The Regents adopted the regulation anyway. While provisions of the act relating to “codes of conduct, policies, guidelines, training, and reporting” will apply to charter schools, Lynn Faria, interim executive director of the Empire State Pride Agenda, said exempting them from bullying prevention instruction “clearly jeopardizes the safety and well being of New York public school students.”
O’Donnell said, “I’m working to try to fix it,” but it is an open question as to whether new legislation will be required.
Dennis Tompkins, an SED spokesman, told Gay City News, “We believe charter schools should be covered” by DASA, but said its counsel interpreted the pre-existing education law as requiring that the prevention education sections in question not apply to charter schools.
Asked if it will take legislation to correct that, Tompkins responded, “Yes.”

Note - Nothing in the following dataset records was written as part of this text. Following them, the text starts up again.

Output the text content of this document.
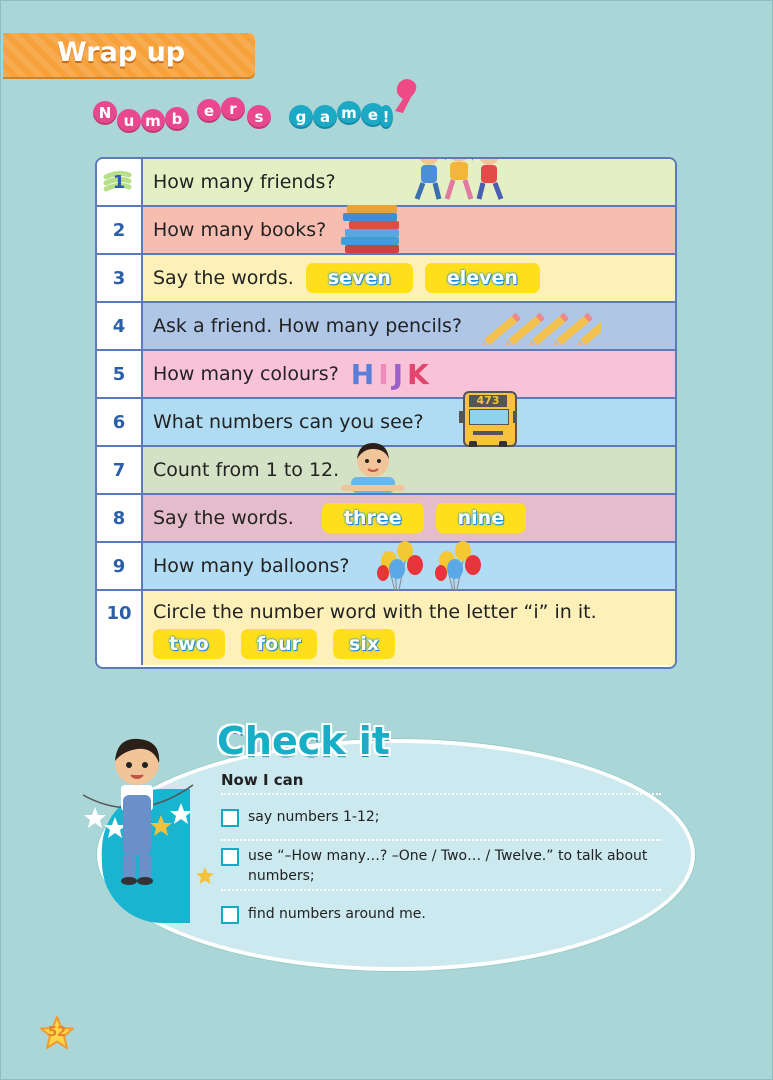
Wrap up
N u m b	e	r	s	g a m e !
1 How many friends?
2	How many books?
3	Say the words.	seven	eleven
4	Ask a friend. How many pencils?
5	How many colours? HIJK
6	What numbers can you see?
473
7	Count from 1 to 12.
8	Say the words.	three	nine
9	How many balloons?
10	Circle the number word with the letter “i” in it.
two	four	six
Check it
Now I can
say numbers 1-12;
use “–How many…? –One / Two… / Twelve.” to talk about numbers;
find numbers around me.
52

Pauline Park, chair of the New York Association for Gender Rights Advocacy (NYAGRA), said, “As one of the few co-founding members of the original New York State DASA Coalition, I can tell you that I do not remember a single conversation or discussion within the coalition or with bill sponsors about language excluding charter schools from the full purview of the Dignity Act. That was absolutely not the intention of the lead sponsors or of the coalition when we drafted the language of the legislation.”
Donna Lieberman, executive director of the New York Civil Liberties Union, a leader in the fight for the law, wrote in an email, “Certainly the Legislature never intended to make charter school students second-class students. We are reviewing the SED’s cramped interpretation.”

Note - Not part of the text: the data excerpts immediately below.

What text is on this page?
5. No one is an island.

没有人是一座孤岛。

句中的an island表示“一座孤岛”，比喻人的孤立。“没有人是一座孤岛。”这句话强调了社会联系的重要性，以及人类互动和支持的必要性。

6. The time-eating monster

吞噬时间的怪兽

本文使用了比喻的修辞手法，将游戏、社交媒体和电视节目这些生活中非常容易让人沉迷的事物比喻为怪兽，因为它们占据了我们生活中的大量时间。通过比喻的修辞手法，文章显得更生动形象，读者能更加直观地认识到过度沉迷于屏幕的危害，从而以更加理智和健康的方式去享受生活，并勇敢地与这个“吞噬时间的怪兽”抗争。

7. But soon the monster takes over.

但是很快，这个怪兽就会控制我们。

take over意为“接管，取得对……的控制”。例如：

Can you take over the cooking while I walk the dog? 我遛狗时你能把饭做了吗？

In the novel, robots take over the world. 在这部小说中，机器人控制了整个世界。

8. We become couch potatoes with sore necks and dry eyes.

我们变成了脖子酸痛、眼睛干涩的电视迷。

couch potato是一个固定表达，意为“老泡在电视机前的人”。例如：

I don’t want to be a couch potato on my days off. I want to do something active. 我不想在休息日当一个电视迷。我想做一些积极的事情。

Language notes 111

Jonathan Lang, director of governmental projects and community development at the Pride Agenda and a member of the state task force on DASA’s implementation, on which Park also serves, said the panel was not made aware of the regulation exempting charter schools beforehand.
“It came out at the 11th hour,” he said. “We were all surprised.”
Lang said he asked Laura Sahr, the SED’s Dignity Act coordinator, if another regulation could be written to cover charter schools and she was “non-committal.” He said they would work with O’Donnell to make sure that “all public schools are covered by the act,” adding advocates would meet on this issue before the end of the month.
Lang was also “deeply concerned” about getting all the other necessary regulations in place by the July 1 deadline — especially since each one requires a 45-day comment period — saying they are being held up by the SED counsel’s office. He said that while they were counting on “educating stakeholders through regional workshops,” it looks as if the SED is trying to accomplish the training through webinars.
Tompkins, the SED spokesman, said, “We are really pushing hard and are on track” to make the July 1 deadline. “Our goal is to have it in place in every district in the state by September. This is an important issue for the commissioner and the Board of Regents.”
On a related issue, the integration of LGBT issues into school curricula, as has been mandated in California, is “being discussed in broad strokes” according to Tompkins. “We’re hoping Dignity will take care of a lot of these concerns.”